We can see that we get a performance of about 13 GB/s (5125124B/(80s/1e6)/1e9) (see [CUDA memcpy DtoH])
- Then, I tried to modify the copy parameters to copy instead from a strided to a contiguous buffer (i.e. to copy a YZ-plane of a 3-D device array to a 1-D host array):
$> cat t1442_float512x512_cudaMemcpy3DAsync_strided_to_contiguous.cu
#include <iostream>
int main(){
const size_t nx = 512;
const size_t ny = 512;
const size_t nz = 512;
float *d_src, *h_dst;
cudaMalloc(&d_src, nx*ny*nz*sizeof(d_src[0]));
cudaHostAlloc(&h_dst, ny*nz*sizeof(d_src[0]), cudaHostAllocDefault);
cudaMemset(d_src, 0, nx*ny*nz*sizeof(d_src[0]));
memset(h_dst, 1, ny*nz*sizeof(d_src[0]));
cudaMemcpy3DParms cpy_params = {0};
cpy_params.srcPtr = make_cudaPitchedPtr(d_src, nx*sizeof(d_src[0]), nx, ny);
cpy_params.dstPtr = make_cudaPitchedPtr(h_dst, sizeof(d_src[0]), 1, ny); # MODIFIED!

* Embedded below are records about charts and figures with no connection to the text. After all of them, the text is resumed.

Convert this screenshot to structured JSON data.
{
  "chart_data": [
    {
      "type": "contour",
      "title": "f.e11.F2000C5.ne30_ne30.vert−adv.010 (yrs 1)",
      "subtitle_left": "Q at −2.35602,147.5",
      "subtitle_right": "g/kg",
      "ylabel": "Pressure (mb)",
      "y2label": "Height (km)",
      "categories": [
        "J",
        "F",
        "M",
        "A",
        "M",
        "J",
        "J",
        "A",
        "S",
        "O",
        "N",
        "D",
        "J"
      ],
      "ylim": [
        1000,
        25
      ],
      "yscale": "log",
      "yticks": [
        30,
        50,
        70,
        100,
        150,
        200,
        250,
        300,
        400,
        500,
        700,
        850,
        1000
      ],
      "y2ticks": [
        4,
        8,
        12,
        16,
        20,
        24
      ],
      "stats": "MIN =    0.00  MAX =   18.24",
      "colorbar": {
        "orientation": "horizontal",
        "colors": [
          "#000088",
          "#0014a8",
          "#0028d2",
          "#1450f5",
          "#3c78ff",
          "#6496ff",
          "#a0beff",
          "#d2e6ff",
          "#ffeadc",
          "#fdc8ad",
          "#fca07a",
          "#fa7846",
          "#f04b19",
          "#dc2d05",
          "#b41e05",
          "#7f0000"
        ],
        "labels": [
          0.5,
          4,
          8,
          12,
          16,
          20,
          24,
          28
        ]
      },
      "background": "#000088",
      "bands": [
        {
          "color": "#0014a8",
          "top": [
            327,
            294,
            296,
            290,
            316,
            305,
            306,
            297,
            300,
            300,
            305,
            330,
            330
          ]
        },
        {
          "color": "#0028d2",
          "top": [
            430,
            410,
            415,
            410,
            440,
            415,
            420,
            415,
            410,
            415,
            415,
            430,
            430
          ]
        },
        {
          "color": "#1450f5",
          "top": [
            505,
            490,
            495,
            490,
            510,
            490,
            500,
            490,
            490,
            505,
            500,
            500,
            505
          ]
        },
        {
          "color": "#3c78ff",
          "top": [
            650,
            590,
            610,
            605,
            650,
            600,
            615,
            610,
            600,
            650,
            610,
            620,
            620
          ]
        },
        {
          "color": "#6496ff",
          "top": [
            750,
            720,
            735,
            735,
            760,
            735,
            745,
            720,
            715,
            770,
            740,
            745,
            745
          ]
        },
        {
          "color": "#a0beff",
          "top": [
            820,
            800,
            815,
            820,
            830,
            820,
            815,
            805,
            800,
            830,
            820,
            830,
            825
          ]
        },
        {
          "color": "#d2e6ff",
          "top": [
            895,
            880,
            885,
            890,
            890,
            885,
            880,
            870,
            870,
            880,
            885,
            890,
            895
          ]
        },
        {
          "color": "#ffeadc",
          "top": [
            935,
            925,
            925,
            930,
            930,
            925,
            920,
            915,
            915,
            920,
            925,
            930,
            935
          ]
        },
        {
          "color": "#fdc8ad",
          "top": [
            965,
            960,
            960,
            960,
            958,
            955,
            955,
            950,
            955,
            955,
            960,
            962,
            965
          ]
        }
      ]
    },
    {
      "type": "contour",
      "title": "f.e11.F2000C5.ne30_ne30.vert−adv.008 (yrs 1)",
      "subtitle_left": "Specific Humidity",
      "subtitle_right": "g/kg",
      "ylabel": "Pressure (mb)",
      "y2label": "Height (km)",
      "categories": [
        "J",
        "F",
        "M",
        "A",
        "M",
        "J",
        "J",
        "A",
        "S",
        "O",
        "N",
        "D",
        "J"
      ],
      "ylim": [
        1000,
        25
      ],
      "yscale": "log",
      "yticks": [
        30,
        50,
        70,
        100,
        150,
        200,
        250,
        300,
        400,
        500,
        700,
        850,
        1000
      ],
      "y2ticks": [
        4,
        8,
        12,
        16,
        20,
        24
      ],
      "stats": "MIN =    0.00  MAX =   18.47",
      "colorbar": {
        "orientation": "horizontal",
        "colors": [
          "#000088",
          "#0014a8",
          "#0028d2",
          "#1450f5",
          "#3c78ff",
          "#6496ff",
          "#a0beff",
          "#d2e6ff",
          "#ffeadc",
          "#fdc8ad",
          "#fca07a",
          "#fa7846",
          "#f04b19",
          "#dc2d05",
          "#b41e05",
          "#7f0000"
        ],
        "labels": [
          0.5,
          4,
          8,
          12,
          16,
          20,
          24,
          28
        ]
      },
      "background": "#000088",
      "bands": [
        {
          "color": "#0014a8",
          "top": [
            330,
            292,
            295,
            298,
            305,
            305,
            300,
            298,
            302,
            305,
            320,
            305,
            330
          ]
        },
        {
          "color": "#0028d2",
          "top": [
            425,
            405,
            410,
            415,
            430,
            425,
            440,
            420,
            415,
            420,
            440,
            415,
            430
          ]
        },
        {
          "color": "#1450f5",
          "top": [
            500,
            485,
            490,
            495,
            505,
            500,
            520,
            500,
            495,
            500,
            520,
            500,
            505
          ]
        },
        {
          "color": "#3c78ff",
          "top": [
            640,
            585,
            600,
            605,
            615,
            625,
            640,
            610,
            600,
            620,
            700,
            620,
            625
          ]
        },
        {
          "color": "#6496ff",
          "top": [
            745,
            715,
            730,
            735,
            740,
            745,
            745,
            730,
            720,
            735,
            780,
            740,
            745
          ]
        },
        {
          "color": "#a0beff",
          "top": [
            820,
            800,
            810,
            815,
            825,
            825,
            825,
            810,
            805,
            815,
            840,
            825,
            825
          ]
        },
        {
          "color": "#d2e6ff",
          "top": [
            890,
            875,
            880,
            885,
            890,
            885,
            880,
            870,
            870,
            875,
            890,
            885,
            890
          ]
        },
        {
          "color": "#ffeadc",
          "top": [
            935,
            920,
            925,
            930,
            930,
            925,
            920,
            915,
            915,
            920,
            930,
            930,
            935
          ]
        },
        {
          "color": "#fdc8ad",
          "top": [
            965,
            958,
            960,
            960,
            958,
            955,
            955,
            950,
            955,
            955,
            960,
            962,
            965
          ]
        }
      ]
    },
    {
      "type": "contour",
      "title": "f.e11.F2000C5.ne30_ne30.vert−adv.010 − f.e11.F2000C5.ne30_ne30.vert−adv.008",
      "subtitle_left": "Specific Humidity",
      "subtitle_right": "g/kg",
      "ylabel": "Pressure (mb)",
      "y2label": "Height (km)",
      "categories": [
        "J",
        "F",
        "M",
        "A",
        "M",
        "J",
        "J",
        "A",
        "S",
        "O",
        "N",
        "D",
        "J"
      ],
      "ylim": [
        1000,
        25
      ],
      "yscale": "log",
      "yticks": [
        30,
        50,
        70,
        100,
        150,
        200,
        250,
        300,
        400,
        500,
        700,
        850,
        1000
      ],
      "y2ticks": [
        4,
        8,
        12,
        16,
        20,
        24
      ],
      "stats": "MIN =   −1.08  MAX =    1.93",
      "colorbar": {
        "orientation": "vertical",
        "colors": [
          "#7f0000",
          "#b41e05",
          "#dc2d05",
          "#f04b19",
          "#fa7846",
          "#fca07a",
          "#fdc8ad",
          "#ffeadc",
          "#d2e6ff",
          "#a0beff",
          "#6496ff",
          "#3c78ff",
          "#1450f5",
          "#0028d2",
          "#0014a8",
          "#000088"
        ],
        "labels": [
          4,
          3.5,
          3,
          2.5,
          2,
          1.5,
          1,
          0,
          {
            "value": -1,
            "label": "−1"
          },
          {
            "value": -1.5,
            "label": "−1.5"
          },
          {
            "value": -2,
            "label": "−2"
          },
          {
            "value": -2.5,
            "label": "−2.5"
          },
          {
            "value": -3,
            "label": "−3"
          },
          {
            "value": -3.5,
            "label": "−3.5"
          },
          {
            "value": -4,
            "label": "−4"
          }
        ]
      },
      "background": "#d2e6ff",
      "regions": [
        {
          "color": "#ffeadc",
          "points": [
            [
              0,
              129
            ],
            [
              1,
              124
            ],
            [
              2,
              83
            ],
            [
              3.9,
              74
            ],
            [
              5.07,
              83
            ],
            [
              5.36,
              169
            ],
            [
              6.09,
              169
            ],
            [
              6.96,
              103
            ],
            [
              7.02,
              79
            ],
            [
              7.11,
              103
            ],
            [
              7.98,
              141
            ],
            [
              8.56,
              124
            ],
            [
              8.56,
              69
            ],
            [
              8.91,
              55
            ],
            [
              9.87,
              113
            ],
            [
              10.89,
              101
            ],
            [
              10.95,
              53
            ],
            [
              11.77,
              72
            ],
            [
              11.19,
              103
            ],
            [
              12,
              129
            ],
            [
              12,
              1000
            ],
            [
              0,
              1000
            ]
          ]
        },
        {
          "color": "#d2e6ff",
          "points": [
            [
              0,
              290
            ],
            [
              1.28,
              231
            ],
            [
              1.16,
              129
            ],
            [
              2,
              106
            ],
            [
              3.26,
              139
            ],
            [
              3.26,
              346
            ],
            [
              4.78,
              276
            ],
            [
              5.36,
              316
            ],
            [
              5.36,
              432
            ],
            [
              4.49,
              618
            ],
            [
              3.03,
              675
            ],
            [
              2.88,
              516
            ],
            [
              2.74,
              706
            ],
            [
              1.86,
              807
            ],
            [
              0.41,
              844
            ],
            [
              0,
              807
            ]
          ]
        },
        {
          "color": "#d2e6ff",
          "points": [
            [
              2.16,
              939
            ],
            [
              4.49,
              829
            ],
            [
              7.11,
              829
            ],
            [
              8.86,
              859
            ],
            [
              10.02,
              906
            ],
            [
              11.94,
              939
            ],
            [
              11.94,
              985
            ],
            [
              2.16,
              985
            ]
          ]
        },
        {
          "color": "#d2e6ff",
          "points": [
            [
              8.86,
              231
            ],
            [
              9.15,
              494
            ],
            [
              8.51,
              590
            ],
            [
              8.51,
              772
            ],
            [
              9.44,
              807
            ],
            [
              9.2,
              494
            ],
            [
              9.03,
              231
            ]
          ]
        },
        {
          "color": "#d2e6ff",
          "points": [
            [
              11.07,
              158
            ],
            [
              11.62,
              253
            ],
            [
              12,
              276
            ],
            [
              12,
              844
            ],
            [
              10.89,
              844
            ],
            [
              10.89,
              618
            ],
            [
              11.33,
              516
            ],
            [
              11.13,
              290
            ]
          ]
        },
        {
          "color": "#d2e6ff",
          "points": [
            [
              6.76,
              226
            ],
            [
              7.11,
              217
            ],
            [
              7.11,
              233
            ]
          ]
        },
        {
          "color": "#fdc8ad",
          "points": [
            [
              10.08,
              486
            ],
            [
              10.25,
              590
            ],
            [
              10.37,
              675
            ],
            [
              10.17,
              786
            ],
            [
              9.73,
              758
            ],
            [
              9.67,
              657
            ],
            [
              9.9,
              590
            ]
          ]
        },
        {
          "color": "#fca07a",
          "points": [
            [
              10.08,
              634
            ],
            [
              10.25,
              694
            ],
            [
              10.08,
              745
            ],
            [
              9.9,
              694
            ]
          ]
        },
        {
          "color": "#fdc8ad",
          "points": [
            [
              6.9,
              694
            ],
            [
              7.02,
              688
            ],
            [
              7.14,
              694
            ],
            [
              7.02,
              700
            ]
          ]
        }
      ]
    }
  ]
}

cpy_params.srcPos = make_cudaPos((size_t) 0, (size_t) 0, (size_t) 0);
cpy_params.dstPos = make_cudaPos((size_t) 0, (size_t) 0, (size_t) 0);
cpy_params.extent = make_cudaExtent(sizeof(d_src[0]), ny, nz); # MODIFIED!
cpy_params.kind = cudaMemcpyDeviceToHost;
for (int i=0; i<100; i++){
cudaMemcpy3DAsync(&cpy_params);
}
cudaDeviceSynchronize();
}
$> nvcc -arch=sm_60 t1442_float512x512_cudaMemcpy3DAsync_strided_to_contiguous.cu
$> nvprof ./a.out
==23234== NVPROF is profiling process 23234, command: ./a.out
==23234== Profiling application: ./a.out
==23234== Profiling result:
Type Time(%) Time Calls Avg Min Max Name
GPU activities: 100.00% 115.31ms 100 1.1531ms 1.1522ms 1.1545ms [CUDA memcpy DtoH]
0.00% 960ns 1 960ns 960ns 960ns [CUDA memset]
API calls: 68.99% 266.83ms 1 266.83ms 266.83ms 266.83ms cudaMalloc
29.91% 115.69ms 1 115.69ms 115.69ms 115.69ms cudaDeviceSynchronize
0.37% 1.4407ms 1 1.4407ms 1.4407ms 1.4407ms cudaHostAlloc
0.32% 1.2477ms 1 1.2477ms 1.2477ms 1.2477ms cuDeviceTotalMem
0.21% 799.60us 100 7.9950us 7.3030us 20.194us cudaMemcpy3DAsync
...
The observed performance is only about 0.9 GB/s (5125124B/(1.153s/1e3)/1e9) (see [CUDA memcpy DtoH]). I am however not sure if I set the parameters right as I don’t have any experience with cudaMemcpy3DAsync. If it was right, then it would be over 10 times slower than the corresponding kernel copy (~11 GB/s, see in the table above).
Did I set the parameters right?
That sounds exactly like what I need. Do you mean with that what I tried to do above or something else?